Ils étaient rentrés au château sans se dire un mot de plus mais la main dans la main puis s'étaient retirés chacun dans leur chambre. Gaëlle avait beaucoup de mal à réaliser ce qui s'était passé et lendemain, elle n'était pas loin de penser que tout n'avait été qu'un rêve.

Cependant, lorsque Camus lui saisit discrètement la main au détour d'un couloir en lui offrant le sourire le plus doux qui soit, elle comprit et des larmes de bonheur coulèrent sous son masque.

Elle aurait voulu passer la plus grande partie de son temps avec lui mais malheureusement, les fêtes du couronnement s'achevèrent le lendemain et il leur fallut rentrer au Sanctuaire où ils savaient parfaitement qu'ils ne pourraient plus se voir.

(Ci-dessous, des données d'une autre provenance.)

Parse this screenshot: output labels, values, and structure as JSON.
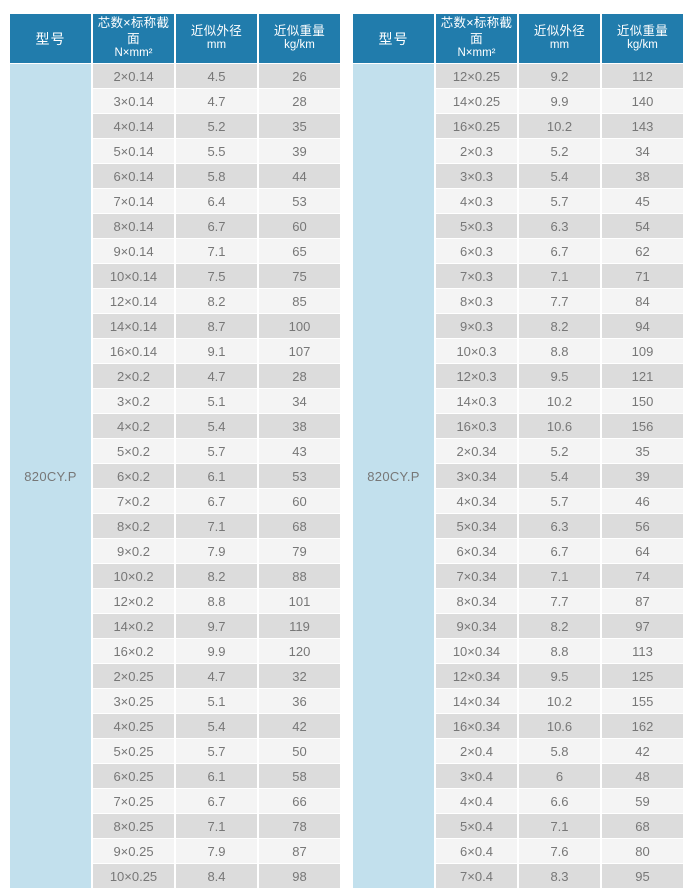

Leur amour à peine éclot risquait fort de ne pas résister à une séparation aussi rapide. Du moins, c'est que la jeune fille pensait à propos de Camus. Elle ne pouvait pas envisager qu'il nourrisse envers elle un amour assez profond pour résister à leur retour au Sanctuaire et cette certitude la faisait cruellement souffrir. Elle ne se sentait plus capable d'assumer à nouveau sa vie de chevalière farouche et sans sentiments.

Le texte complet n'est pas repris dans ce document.